この話を聞いてアメリカ人の友人が、「アメリカがイスラエルに一体どれだけのお金を援助していることか。援助されたお金がこういう人たちの生活保護費になっているなんて!アメリカは海外にお金を使わず、もっと国内のためにお金を使うべき!!」と憤慨していました。アメリカも今は、国内問題の解決を優先すべきタイミングなのかもしれません。

話は少し変わり、おとといはイスラエルのエルサレムからちょっと足を延ばし、ヨルダンにあるペトラ遺跡までツアーに参加し足を延ばしました。ヨルダンという国をこれまであまり意識したことがなかったのですが、遺跡はもちろん、アジアとは違う手つかずの自然があり、次回はもっと時間をかけて訪問したいと思いました。

ペトラ遺跡にて

ツアーには世界中から集まった方たちが参加されていて、他の参加者との交流も非常に面白かったです。私個人は自分から積極的に他人に声をかけるような社交的なタイプではないのですが(政治家に向くタイプか?ですが)、一緒に参加した友人がとにかく社交的で、次から次へと仲良くなるので、自然といろんな国から来た方々と様々な話を共有できました。

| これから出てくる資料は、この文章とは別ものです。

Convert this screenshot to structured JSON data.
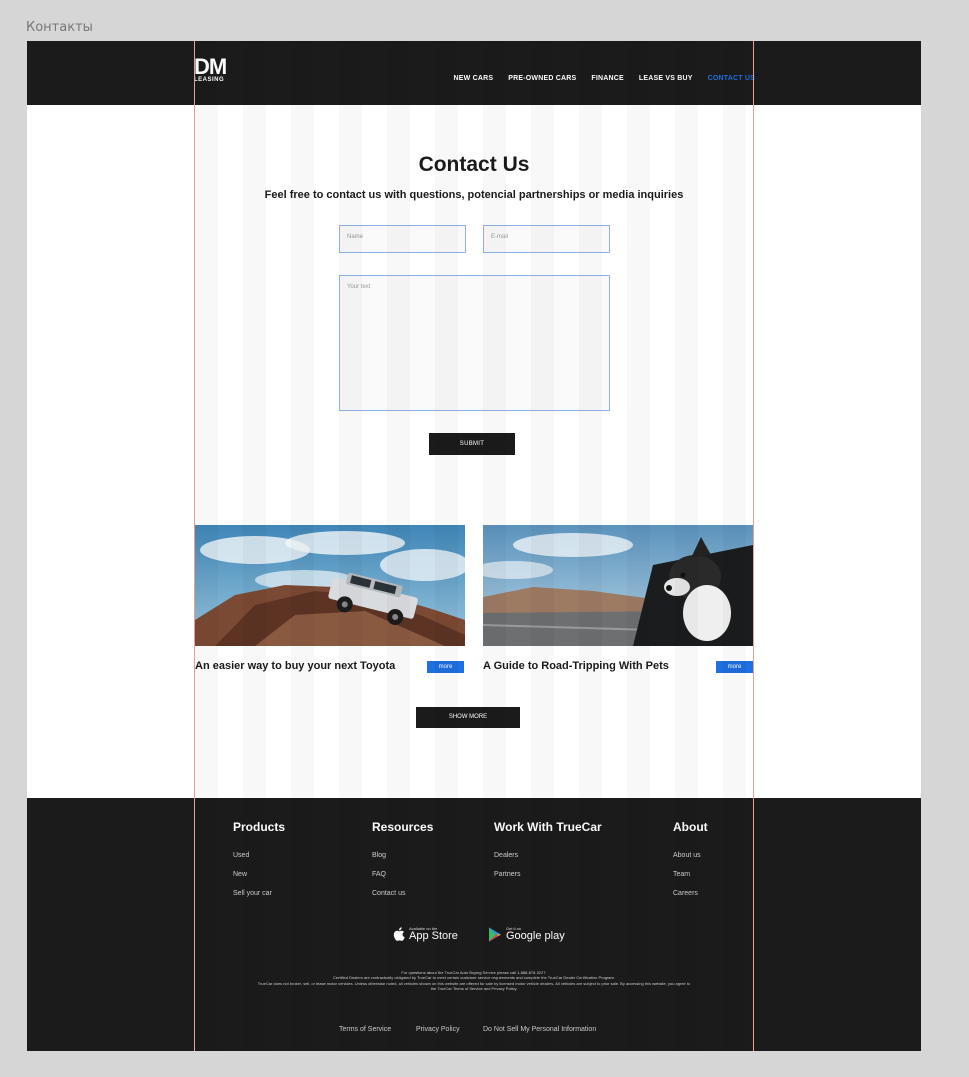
{
  "frame_label": "Контакты",
  "header": {
    "logo_main": "DM",
    "logo_sub": "LEASING",
    "nav": [
      "NEW CARS",
      "PRE-OWNED CARS",
      "FINANCE",
      "LEASE VS BUY",
      "CONTACT US"
    ],
    "active_nav": "CONTACT US"
  },
  "contact": {
    "title": "Contact Us",
    "subtitle": "Feel free to contact us with questions, potencial partnerships or media inquiries",
    "name_placeholder": "Name",
    "email_placeholder": "E-mail",
    "text_placeholder": "Your text",
    "submit_label": "SUBMIT"
  },
  "articles": [
    {
      "title": "An easier way to buy your next Toyota",
      "more_label": "more"
    },
    {
      "title": "A Guide to Road-Tripping With Pets",
      "more_label": "more"
    }
  ],
  "show_more_label": "SHOW MORE",
  "footer": {
    "columns": [
      {
        "heading": "Products",
        "links": [
          "Used",
          "New",
          "Sell your car"
        ]
      },
      {
        "heading": "Resources",
        "links": [
          "Blog",
          "FAQ",
          "Contact us"
        ]
      },
      {
        "heading": "Work With TrueCar",
        "links": [
          "Dealers",
          "Partners"
        ]
      },
      {
        "heading": "About",
        "links": [
          "About us",
          "Team",
          "Careers"
        ]
      }
    ],
    "app_store": {
      "small": "Available on the",
      "big": "App Store"
    },
    "google_play": {
      "small": "Get it on",
      "big": "Google play"
    },
    "legal": [
      "For questions about the TrueCar Auto Buying Service please call 1-888-878-3227.",
      "Certified Dealers are contractually obligated by TrueCar to meet certain customer service requirements and complete the TrueCar Dealer Certification Program.",
      "TrueCar does not broker, sell, or lease motor vehicles. Unless otherwise noted, all vehicles shown on this website are offered for sale by licensed motor vehicle dealers. All vehicles are subject to prior sale. By accessing this website, you agree to the TrueCar Terms of Service and Privacy Policy."
    ],
    "bottom_links": [
      "Terms of Service",
      "Privacy Policy",
      "Do Not Sell My Personal Information"
    ]
  },
  "colors": {
    "dark": "#1b1b1b",
    "accent": "#1e6fe0",
    "guide": "#e9a090"
  }
}
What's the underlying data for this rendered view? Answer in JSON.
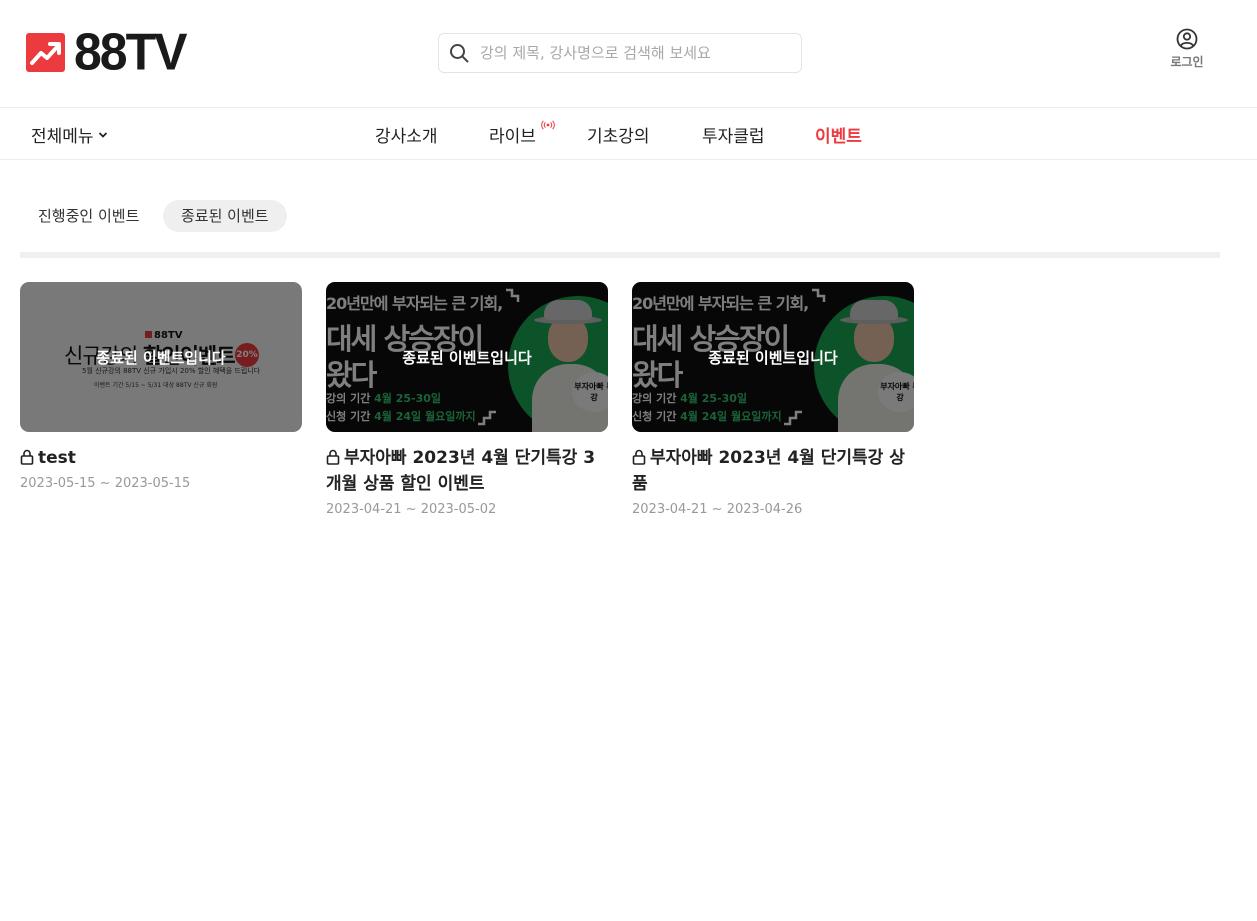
{
  "header": {
    "logo_text": "88TV",
    "search_placeholder": "강의 제목, 강사명으로 검색해 보세요",
    "login_label": "로그인",
    "colors": {
      "brand": "#ec3b3f"
    }
  },
  "nav": {
    "all_menu": "전체메뉴",
    "items": [
      {
        "label": "강사소개"
      },
      {
        "label": "라이브"
      },
      {
        "label": "기초강의"
      },
      {
        "label": "투자클럽"
      },
      {
        "label": "이벤트",
        "active": true
      }
    ]
  },
  "tabs": {
    "ongoing": "진행중인 이벤트",
    "ended": "종료된 이벤트"
  },
  "events": [
    {
      "title": "test",
      "date": "2023-05-15 ~ 2023-05-15",
      "overlay": "종료된 이벤트입니다",
      "thumb": {
        "brand": "88TV",
        "headline_a": "신규강의 ",
        "headline_b": "할인이벤트",
        "badge": "20%",
        "sub": "5월 신규강의 88TV 신규 가입시 20% 할인 혜택을 드립니다",
        "info": "이벤트 기간  5/15 ~ 5/31   대상  88TV 신규 회원"
      }
    },
    {
      "title": "부자아빠 2023년 4월 단기특강 3개월 상품 할인 이벤트",
      "date": "2023-04-21 ~ 2023-05-02",
      "overlay": "종료된 이벤트입니다",
      "thumb": {
        "line1": "20년만에 부자되는 큰 기회,",
        "line2": "대세 상승장이",
        "line3": "왔다",
        "line4_label": "강의 기간 ",
        "line4_value": "4월 25-30일",
        "line5_label": "신청 기간 ",
        "line5_value": "4월 24일 월요일까지",
        "bubble": "부자아빠 특강"
      }
    },
    {
      "title": "부자아빠 2023년 4월 단기특강 상품",
      "date": "2023-04-21 ~ 2023-04-26",
      "overlay": "종료된 이벤트입니다",
      "thumb": {
        "line1": "20년만에 부자되는 큰 기회,",
        "line2": "대세 상승장이",
        "line3": "왔다",
        "line4_label": "강의 기간 ",
        "line4_value": "4월 25-30일",
        "line5_label": "신청 기간 ",
        "line5_value": "4월 24일 월요일까지",
        "bubble": "부자아빠 특강"
      }
    }
  ]
}
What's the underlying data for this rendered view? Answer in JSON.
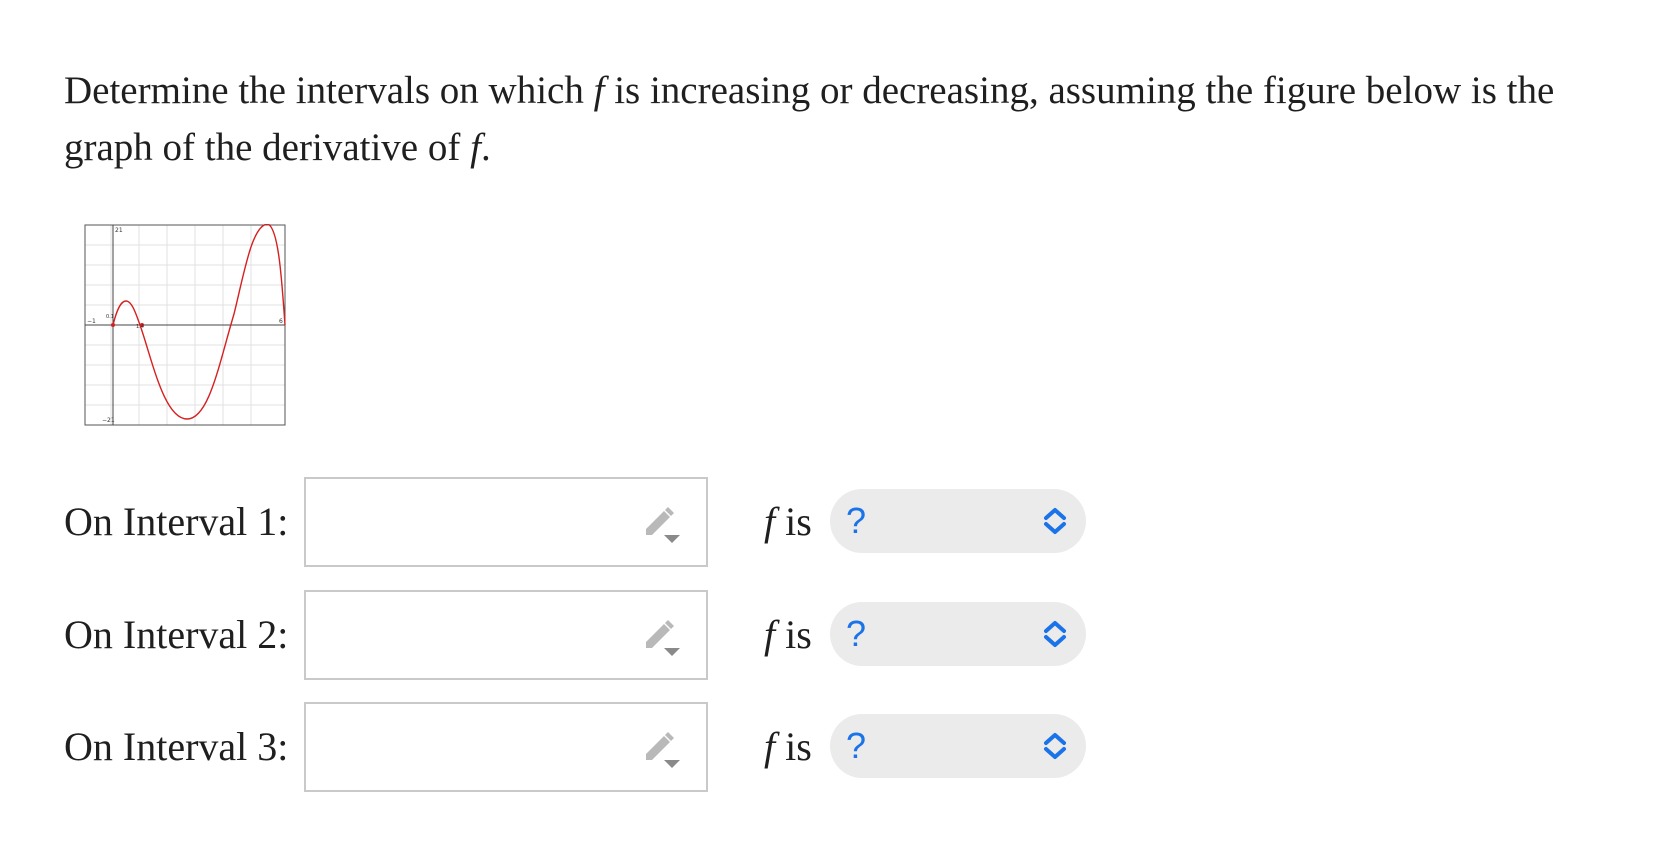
{
  "question": {
    "part1": "Determine the intervals on which",
    "f1": "f",
    "part2": "is increasing or decreasing, assuming the figure below is the graph of the derivative of",
    "f2": "f",
    "end": "."
  },
  "graph": {
    "axis_labels": {
      "x_min": "−1",
      "x_max": "6",
      "y_max": "21",
      "y_min": "−21",
      "point_label_1": "0.1",
      "point_label_2": "1.4"
    },
    "curve_color": "#d62020"
  },
  "rows": [
    {
      "label": "On Interval 1:",
      "input_value": "",
      "f": "f",
      "is_text": "is",
      "select_value": "?"
    },
    {
      "label": "On Interval 2:",
      "input_value": "",
      "f": "f",
      "is_text": "is",
      "select_value": "?"
    },
    {
      "label": "On Interval 3:",
      "input_value": "",
      "f": "f",
      "is_text": "is",
      "select_value": "?"
    }
  ],
  "icons": {
    "pencil": "pencil-dropdown-icon",
    "chevron": "chevron-up-down-icon"
  },
  "colors": {
    "accent": "#1a73e8",
    "pill_bg": "#ebebeb",
    "input_border": "#c9c9c9"
  }
}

その中でニュージーランドから参加したという若いカップルが、「ニュージーランドはとにかく物価が高くなりすぎて、この状態が続くと生活できない。真剣に海外移住を考えている」と言っていたのが印象的でした。彼女の方は南アフリカ出身で、現在ニュージーランド在住だそうですが、「南アフリカはアパルトヘイトのより戻しで、現在白人が弾圧されている。白人はまともな仕事に就けないし、治安も悪い。だからニュージーランドに移住した。ニュージーランドは治安が良く満足している」と。

私は円安の影響で物価は日本が安いので、観光に来るなら良いと宣伝しましたが、所得が物価に比べて相対的に高くなければ、日本でも生活は苦しいので、移住は勧めませんでした。結局、世界中で同じようなジレンマを抱えているのです。よその国に短期的に移住し、様々な考えに触れるのも良いと思いますし、あるいはその国が気に入れば移民しても良いと思います。ですが結局、世界のどこにも逃げ場はなく、自らが問題解決に積極的にかかわるしかないのだと感じました。皆さんはどう思われるでしょうか。